The guides that the Visual Studio team created include ASP.NET 4, ASP.NET Core 1, Gulp (including Browserify, Watchify and Uglify), React and Webpack, Knockout and RequireJS. These guides can help users with writing JavaScript projects. Anyone who uses a guide can send back feedback to the VS team.
WhatsApp’s desktop app
WhatsApp has introduced a desktop app for Windows 8+ and Mac OS 10.9+. The app is also synced with WhatsApp on mobile devices.
Since the app runs natively on the desktop, users will have more support for native desktop notifications, better keyboard shortcuts, and other features. Using the desktop app, users can stay in touch regardless of where it is installed, and it mirrors conversations and messages from the mobile version.
The new app can be downloaded today.
Twitter open-sources DistributedLog
Twitter’s DistributedLog (DL) is a high-performance, replicated log service that offers durability, replication and strong consistency as essentials for building reliable distributed systems, according to its GitHub page.
DL can provide latency on durable writes with a large amount of concurrent logs, and it can handle a high volume of reads and writes per second from thousands of clients. DL messages are replicated to store multiple copies to prevent data loss.
According to its GitHub page, “DL provides an efficient serving layer that [is] optimized for running in a multi-tenant data center environment such as Mesos or Yarn. The serving layer is able to support large-scale writes fan-in and reads fan-out.”
DL also has a layered architecture that separates the stateless serving tier from the stateful storage tier, allowing scaling storage independent of scaling CPU and memory to support large scale writes fan-in and reads fan-out.
Realm Xamarin for .NET developers
.NET developers can use a new mobile database called Realm, which is specifically built for Xamarin. It offers object persistence and full query capabilities, with a fast performance profile.

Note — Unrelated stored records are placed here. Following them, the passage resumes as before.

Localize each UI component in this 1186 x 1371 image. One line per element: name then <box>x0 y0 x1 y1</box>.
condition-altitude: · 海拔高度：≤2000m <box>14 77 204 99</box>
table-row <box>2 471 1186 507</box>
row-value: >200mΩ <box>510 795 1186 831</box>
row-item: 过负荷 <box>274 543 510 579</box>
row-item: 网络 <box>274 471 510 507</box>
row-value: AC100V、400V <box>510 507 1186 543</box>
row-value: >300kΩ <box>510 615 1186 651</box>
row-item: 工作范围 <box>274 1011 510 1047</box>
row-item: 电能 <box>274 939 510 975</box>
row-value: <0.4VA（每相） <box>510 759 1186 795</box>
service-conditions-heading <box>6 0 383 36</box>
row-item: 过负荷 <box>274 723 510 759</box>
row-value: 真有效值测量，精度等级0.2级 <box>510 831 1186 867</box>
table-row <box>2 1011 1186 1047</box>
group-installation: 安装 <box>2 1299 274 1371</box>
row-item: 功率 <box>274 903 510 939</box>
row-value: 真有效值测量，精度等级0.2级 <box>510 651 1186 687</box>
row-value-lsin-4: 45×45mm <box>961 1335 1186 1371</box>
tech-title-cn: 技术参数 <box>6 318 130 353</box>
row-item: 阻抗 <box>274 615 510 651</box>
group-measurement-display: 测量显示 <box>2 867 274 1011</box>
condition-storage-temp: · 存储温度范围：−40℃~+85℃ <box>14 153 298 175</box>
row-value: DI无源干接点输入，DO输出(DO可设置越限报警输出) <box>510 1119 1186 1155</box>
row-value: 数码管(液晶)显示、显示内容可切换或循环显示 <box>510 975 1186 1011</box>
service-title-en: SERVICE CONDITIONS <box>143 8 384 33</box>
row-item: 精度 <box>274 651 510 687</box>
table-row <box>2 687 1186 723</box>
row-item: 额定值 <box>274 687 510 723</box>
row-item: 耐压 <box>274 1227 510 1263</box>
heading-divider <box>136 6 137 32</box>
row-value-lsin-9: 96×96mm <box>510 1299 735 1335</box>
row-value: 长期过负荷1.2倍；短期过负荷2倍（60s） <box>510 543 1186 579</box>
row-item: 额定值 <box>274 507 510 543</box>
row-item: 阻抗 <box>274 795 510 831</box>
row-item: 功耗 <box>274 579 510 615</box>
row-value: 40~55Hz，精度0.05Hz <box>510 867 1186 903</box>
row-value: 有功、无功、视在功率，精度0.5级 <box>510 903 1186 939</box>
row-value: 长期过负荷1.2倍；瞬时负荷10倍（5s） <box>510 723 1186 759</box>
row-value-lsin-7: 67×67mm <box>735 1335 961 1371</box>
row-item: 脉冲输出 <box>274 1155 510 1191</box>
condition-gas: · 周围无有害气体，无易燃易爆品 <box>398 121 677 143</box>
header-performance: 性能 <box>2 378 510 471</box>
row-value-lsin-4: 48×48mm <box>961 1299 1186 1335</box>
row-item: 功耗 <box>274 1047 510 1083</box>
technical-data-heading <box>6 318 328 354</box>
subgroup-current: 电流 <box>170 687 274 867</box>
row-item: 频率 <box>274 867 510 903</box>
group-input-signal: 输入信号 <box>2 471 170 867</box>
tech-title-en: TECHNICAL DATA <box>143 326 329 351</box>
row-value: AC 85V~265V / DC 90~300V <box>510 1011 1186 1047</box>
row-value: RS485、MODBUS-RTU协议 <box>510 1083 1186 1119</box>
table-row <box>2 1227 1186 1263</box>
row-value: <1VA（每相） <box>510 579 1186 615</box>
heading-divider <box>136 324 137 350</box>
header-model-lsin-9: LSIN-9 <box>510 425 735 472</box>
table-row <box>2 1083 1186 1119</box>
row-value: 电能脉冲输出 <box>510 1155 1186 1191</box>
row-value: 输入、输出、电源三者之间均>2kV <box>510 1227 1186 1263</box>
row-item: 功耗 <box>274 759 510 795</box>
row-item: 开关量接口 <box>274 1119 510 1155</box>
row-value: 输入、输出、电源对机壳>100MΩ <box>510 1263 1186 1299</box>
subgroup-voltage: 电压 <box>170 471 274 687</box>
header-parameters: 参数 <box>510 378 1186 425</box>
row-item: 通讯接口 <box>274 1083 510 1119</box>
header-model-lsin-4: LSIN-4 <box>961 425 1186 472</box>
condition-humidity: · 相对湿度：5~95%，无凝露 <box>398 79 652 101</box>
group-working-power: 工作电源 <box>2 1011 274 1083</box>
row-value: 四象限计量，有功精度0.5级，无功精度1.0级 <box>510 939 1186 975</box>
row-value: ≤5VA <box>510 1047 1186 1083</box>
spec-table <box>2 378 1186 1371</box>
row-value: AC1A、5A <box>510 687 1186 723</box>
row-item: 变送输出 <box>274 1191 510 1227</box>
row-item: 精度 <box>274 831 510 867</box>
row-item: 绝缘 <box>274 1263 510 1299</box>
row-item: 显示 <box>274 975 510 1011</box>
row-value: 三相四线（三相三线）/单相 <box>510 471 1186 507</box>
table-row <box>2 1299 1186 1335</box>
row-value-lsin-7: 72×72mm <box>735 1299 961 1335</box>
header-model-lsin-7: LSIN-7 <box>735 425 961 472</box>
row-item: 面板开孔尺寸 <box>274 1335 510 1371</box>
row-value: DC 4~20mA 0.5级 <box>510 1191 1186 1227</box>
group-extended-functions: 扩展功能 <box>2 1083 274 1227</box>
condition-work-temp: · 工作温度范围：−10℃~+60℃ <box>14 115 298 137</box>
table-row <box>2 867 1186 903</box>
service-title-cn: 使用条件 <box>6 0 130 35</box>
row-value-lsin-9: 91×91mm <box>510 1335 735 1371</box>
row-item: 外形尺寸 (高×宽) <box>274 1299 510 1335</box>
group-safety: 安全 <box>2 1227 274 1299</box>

Realm Xamarin is designed from the ground up to enable reactive app development, with live objects, change events and support for unidirectional data flows.
Realm has been launched for Java, Objective-C and Swift, and the launch of Xamarin lets developers write C# code that becomes native Android and iOS apps. It has a modern and simple design, and it allows developers to target both Android and iOS with the same codebase.
Developers can get started with Realm Xamarin today or check out the source on GitHub.
Mozilla’s Mission Partners open to all
Mozilla is adding a second track called “Mission Partners” to its award program called Mozilla Open Source Support program. This is open to any open-source project in the world that is doing something that relates to Mozilla’s mission.
Mozilla’s mission is to make sure the Internet is a global public resource that is open and easily accessible to all, which is why Mozilla wants to encourage other open-source software projects to share the same goals, and to share resources to help each other complete those goals, according to a Mozilla blog post.
Applications for the Mission Partners track are open starting today, and the deadline is May 31 at 11:59 p.m. PST. Applications for Foundational Technology are still open as well. The budget for the 2016 track is approximately US$1.25 million.
Applications for Mission Partners do not require a Mozillian to support them; instead, they can be endorsed by a well-known, respected figure of the software community of which the project is a part.